Ponerse ante la pantalla del ordenador y escribir algo que no esté relacionado con el bicho de la covid-19 es bastante complicado. Después de 17 días confinado entre cuatro paredes oyendo estupideces televisivas, noticias inventadas y falsas, llamadas modernamente fake news, programas que se repiten hasta la saciedad, incluso haciendo el gran esfuerzo de tragar con alguna perlita en dulce que nos ofrece À Punt como conexiones en directo para preguntar a la señora Virtudes como lo está pasando sin salir de casa, aunque en esos momentos se la vea con una barra de pan cruzando el pueblo, no tiene precio. Igual que nos adelanten la próxima temporada de Cantant al Cotxe de mi amiga Carme Juan, son noticias impagables, como lo son escuchar a algunos impresentables hablar de haber llegado tarde a las medidas de protección o a la Mary Tonti madrileña buscando los aviones que se le han perdido viniendo de China por algún camino de esos que hay desde allí. O al campeón del mundo de lanzamiento de huesos de aceituna hablando de nada sencillamente porque de nada sabe hablar. O a los que provocan insinuando que hay demasiados viejos en este país o alguna demente que salió de nuevo del túnel de las tinieblas a la que se le pasa por el tiesto decir que un golpe de estado tal vez sería necesario.

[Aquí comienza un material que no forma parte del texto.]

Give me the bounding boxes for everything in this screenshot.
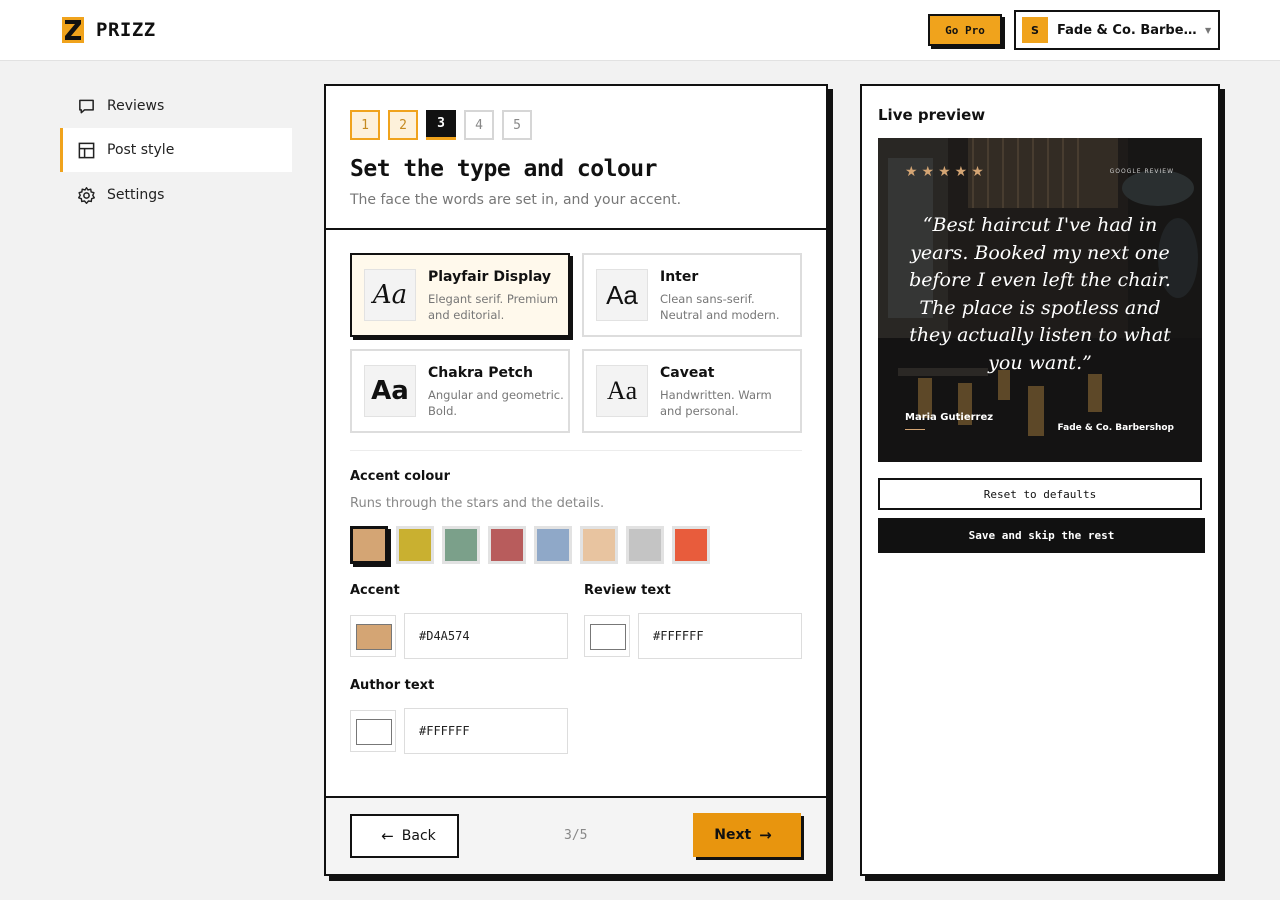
step-indicator: 1 2 3 4 5 [350,110,540,140]
review-text-color-picker[interactable] [584,615,630,657]
save-skip-button[interactable]: Save and skip the rest [878,518,1205,553]
sidebar-item-post-style[interactable]: Post style [60,128,292,172]
accent-colour-label: Accent colour [350,469,450,484]
arrow-right-icon: → [759,826,772,844]
font-description: Handwritten. Warm and personal. [660,388,772,418]
brand-logo[interactable]: PRIZZ [62,17,156,43]
font-name: Inter [660,269,699,285]
sidebar-item-label: Settings [107,187,165,203]
color-chip [356,624,392,650]
font-option-caveat[interactable]: Aa Caveat Handwritten. Warm and personal… [582,349,802,433]
accent-swatch[interactable] [580,526,618,564]
wizard-footer: ← Back 3/5 Next → [326,796,826,874]
gear-icon [77,186,96,204]
review-text-field-label: Review text [584,583,671,598]
accent-colour-hint: Runs through the stars and the details. [350,496,605,511]
next-button[interactable]: Next → [693,813,801,857]
post-business-name: Fade & Co. Barbershop [1057,423,1174,433]
font-option-playfair[interactable]: Aa Playfair Display Elegant serif. Premi… [350,253,570,337]
font-sample: Aa [596,365,648,417]
accent-swatch[interactable] [488,526,526,564]
accent-swatch[interactable] [396,526,434,564]
review-text-hex-input[interactable]: #FFFFFF [638,613,802,659]
business-name: Fade & Co. Barbershop [1057,22,1201,38]
back-label: Back [401,828,436,844]
font-option-chakra-petch[interactable]: Aa Chakra Petch Angular and geometric. B… [350,349,570,433]
review-author: Maria Gutierrez [905,412,994,423]
business-switcher[interactable]: S Fade & Co. Barbershop ▼ [1014,10,1220,50]
font-name: Chakra Petch [428,365,533,381]
accent-field-label: Accent [350,583,400,598]
accent-swatch[interactable] [442,526,480,564]
font-sample: Aa [596,269,648,321]
step-3[interactable]: 3 [426,110,456,140]
style-wizard-card: 1 2 3 4 5 Set the type and colour The fa… [324,84,828,876]
step-4[interactable]: 4 [464,110,494,140]
sidebar-item-label: Post style [107,142,175,158]
accent-swatch[interactable] [672,526,710,564]
sidebar-item-label: Reviews [107,98,165,114]
author-text-hex-input[interactable]: #FFFFFF [404,708,568,754]
accent-hex-input[interactable]: #D4A574 [404,613,568,659]
color-chip [356,719,392,745]
page-subtitle: The face the words are set in, and your … [350,192,682,208]
accent-swatch[interactable] [534,526,572,564]
author-text-field-label: Author text [350,678,435,693]
accent-swatch[interactable] [350,526,388,564]
step-2[interactable]: 2 [388,110,418,140]
review-source-label: GOOGLE REVIEW [1109,168,1174,175]
divider [326,228,826,230]
reset-defaults-button[interactable]: Reset to defaults [878,478,1202,510]
back-button[interactable]: ← Back [350,814,459,858]
accent-swatch[interactable] [626,526,664,564]
review-quote: “Best haircut I've had in years. Booked … [909,214,1171,374]
sidebar-item-settings[interactable]: Settings [60,173,292,217]
live-preview-panel: Live preview ★★★★★ GOOGLE REVIEW “Best h… [860,84,1220,876]
go-pro-button[interactable]: Go Pro [928,14,1002,46]
font-name: Playfair Display [428,269,552,285]
page-title: Set the type and colour [350,156,658,182]
review-post-preview: ★★★★★ GOOGLE REVIEW “Best haircut I've h… [878,138,1202,462]
brand-name: PRIZZ [96,19,156,41]
live-preview-title: Live preview [878,106,986,124]
business-avatar: S [1022,17,1048,43]
step-counter: 3/5 [564,828,588,843]
font-sample: Aa [364,269,416,321]
prizz-logo-icon [62,17,84,43]
font-description: Elegant serif. Premium and editorial. [428,292,559,322]
layout-icon [78,142,95,158]
arrow-left-icon: ← [381,827,394,845]
next-label: Next [714,827,752,843]
color-chip [590,624,626,650]
sidebar-item-reviews[interactable]: Reviews [60,84,292,128]
accent-color-picker[interactable] [350,615,396,657]
font-sample: Aa [364,365,416,417]
step-5[interactable]: 5 [502,110,532,140]
chat-bubble-icon [79,99,94,113]
author-accent-line [905,429,925,430]
divider [350,450,802,451]
font-option-inter[interactable]: Aa Inter Clean sans-serif. Neutral and m… [582,253,802,337]
author-text-color-picker[interactable] [350,710,396,752]
font-description: Angular and geometric. Bold. [428,388,564,418]
top-bar: PRIZZ Go Pro S Fade & Co. Barbershop ▼ [0,0,1280,61]
star-rating: ★★★★★ [905,164,988,180]
caret-down-icon: ▼ [1205,25,1212,35]
font-name: Caveat [660,365,715,381]
font-description: Clean sans-serif. Neutral and modern. [660,292,780,322]
step-1[interactable]: 1 [350,110,380,140]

No saben cuanto se agradece el silencio y un mínimo —sólo un mínimo— de sensatez en los tiempos que corren.

En fin, es lo que tiene el estar encerrado pasando el tiempo y esperando que lleguen las ocho para enrojecerse las manos aplaudiendo a los héroes anónimos, que esos si que tienen valor y mérito. Lo demás, basurilla como las que nos mete en el cuerpo la covid-19.

Y cerca de nosotros, vecinos de todos, aquellos que viven en el núcleo histórico de Xàtiva, que de histórico ahora solo tiene el nombre, porque el apellido es abandono y dejadez. Hemos escrito más de una vez sobre la sensación de soledad en unas calles que huelen a pasado, que fueron presente pero que no contemplan el futuro. Calles que marcaron la esencia y fueron la raíz maravillosa de un tiempo que se marchó en silencio. Calles mojadas por las fuentes ahora secas de la miseria, donde solo unos valientes aguantan para poder seguir viviendo en aquello que es nuestro y de alguna forma pretende seguir siéndolo. Valientes que también decidieron hacer suyo este núcleo pero que no han conseguido que los mayores, los viejos, los que nunca abandonarán aquello que les pertenece, salgan de este confinamiento obligatorio. Ese es su mundo y aunque no sea el nuestro, deberíamos cuidarlo, protegerlo y habitarlo. Hagamos un círculo y marquemos todas las calles que quedan dentro. Desde la Seo hacía arriba. ¿Dónde van a comprar y adquirir los alimentos de primera necesidad aquellos de Sant Josep, Carneros, Sant Joaquim, Ardiaca, Sant Cristòfol, Collar de la Coloma…etcétera?. Desaparecieron todos aquellos lugares que eran el pan y la sal de la subsistencia: casa Petxina, el Moliner, Pepeta, Forn de Cayetano, la Bodega, la Lecheria… y el queso fresco, la venta de naranjas en los cajones y las castañas en bolsas de rejilla.

Allí el confinamiento se vuelve en ocasiones voluntario y nadie impone la ley del encierro. No hay problema de que se salga a la calle cualquier día de estos donde la primavera anuncia ese sol calentito que nos intenta abrazar y en pocas palabras anuncia que «todo saldrá bien». Se salga a la calle para sentarse en el escalón de la puerta y ver pasar a sus vecinos de siempre «estirando las piernas». Ellos están allí, en un mundo real donde no hay luces de neón, ni sirenas de policía, ni entidades bancarias que tienen abierto el cajero. Ni un pobre supermercado de barrio que alivie las pequeñas penurias.

Pero hay vida, mucha vida para ofrecernos un espacio que es de todos. Es nuestra historia, nuestro pasado, presente y puede ser nuestro futuro.